Both these approaches are complex and can require significant development time to get right.
With PolyBase, you can create an external table in SQL Server. An external table is a connection to an external system and a dataset hosted there. Once created, clients can submit queries to the external table in exactly the same way they would to internal tables. JOIN
queries can integrate data from external tables with internal tables. As you can see, PolyBase can remove the boundaries that different systems impose on your data and make it easier to do the analyses you need on your business data, regardless of its location.
Note
On Linux operating systems, PolyBase is supported in SQL Server 2019 or later. To use it, you must install the mssql-server-polybase package, in addition to SQL Server 2019.
Machine Learning Services
In machine learning, large datasets are used to model the behavior of some complex system. When a model has been developed that accurately predicts the observed behavior of the system, it's used to predict how that system might behave in the future. Sophisticated libraries of code, often open-source, have been developed that can prepare your dataset, add features to it, train a model, evaluate the accuracy of the trained model, and deploy those models for other clients to call. These libraries are written in the R and Python languages.

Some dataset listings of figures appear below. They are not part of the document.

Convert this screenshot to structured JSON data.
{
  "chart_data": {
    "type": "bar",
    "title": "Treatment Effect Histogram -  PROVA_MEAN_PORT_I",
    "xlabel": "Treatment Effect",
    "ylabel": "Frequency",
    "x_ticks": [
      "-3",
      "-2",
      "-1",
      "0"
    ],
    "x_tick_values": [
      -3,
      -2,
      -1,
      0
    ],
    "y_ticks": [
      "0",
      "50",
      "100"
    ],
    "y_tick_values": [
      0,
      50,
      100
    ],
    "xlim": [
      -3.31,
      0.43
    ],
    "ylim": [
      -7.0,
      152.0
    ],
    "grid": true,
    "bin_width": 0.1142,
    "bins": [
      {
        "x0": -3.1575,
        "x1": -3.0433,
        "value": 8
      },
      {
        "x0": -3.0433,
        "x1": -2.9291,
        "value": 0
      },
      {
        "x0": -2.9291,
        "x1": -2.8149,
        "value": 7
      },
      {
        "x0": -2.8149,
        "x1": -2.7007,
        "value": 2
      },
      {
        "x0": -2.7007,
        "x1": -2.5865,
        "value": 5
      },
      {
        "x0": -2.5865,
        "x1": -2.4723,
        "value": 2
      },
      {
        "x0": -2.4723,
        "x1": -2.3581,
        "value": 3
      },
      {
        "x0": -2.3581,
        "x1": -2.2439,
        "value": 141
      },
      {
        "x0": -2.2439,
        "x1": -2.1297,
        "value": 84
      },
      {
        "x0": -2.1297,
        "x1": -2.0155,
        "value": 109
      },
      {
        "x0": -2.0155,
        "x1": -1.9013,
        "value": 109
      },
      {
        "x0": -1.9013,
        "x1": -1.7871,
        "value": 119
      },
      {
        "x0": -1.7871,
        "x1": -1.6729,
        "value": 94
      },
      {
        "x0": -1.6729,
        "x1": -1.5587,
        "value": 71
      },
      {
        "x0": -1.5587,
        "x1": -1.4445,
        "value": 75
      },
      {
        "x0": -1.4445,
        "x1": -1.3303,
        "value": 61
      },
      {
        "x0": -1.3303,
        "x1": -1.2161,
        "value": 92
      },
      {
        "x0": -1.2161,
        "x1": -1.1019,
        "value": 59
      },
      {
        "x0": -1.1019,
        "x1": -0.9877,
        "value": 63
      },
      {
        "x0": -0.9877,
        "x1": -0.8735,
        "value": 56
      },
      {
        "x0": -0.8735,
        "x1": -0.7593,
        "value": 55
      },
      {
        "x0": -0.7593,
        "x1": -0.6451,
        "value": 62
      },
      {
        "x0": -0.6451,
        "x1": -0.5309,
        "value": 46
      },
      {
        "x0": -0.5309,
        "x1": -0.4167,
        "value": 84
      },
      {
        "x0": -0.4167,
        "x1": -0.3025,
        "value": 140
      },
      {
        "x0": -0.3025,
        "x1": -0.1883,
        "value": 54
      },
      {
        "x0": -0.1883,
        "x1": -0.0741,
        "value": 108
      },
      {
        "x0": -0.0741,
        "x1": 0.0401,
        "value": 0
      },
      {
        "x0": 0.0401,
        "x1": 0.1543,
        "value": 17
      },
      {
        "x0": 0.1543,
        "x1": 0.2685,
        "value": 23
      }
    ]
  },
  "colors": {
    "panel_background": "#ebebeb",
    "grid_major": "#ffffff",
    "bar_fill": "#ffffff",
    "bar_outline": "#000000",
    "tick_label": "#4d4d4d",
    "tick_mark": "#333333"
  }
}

SQL Server Machine Learning Services allows you to run these R and Python scripts against the data in your SQL Server databases. You can add the popular machine learning and data science frameworks, including PyTorch, TensorFlow, SciKit-Learn, and others.
Note
On Linux operating systems, SQL Server Machine Learning is supported in SQL Server 2019 or later. To use it, you must add extra packages. For example, if you want to use Python for all machine learning code, install the mssql-mlservices-mlm-py-9.4.7 package. The equivalent package for R is install mssql-mlservices-mlm-r-9.4.7.
Graph support
SQL Server has native support for storing and querying graph-based data. SQL Server stores data as a series of entities (nodes) and the relationships (edges) between them.
Full-text search
Full-text searches allow users to run queries against text data that respect linguist rules. For example, when you search for the word "run," a full-text search returns results that include forms of the word "run," such as "ran" and "running."
This feature isn't installed by default. On Linux, you enable it by installing the mssql-server-fts
package.
ETL workloads
SQL Server Integration Services (SSIS) packages can run on SQL Server on Linux. They're not restricted to running only against SQL Server on Linux. These packages can also connect to Microsoft SQL Server running on Windows on-premises or in the cloud, or SQL Server running in a container.
You must write and maintain SSIS packages on a Windows machine running SQL Server Data Tools.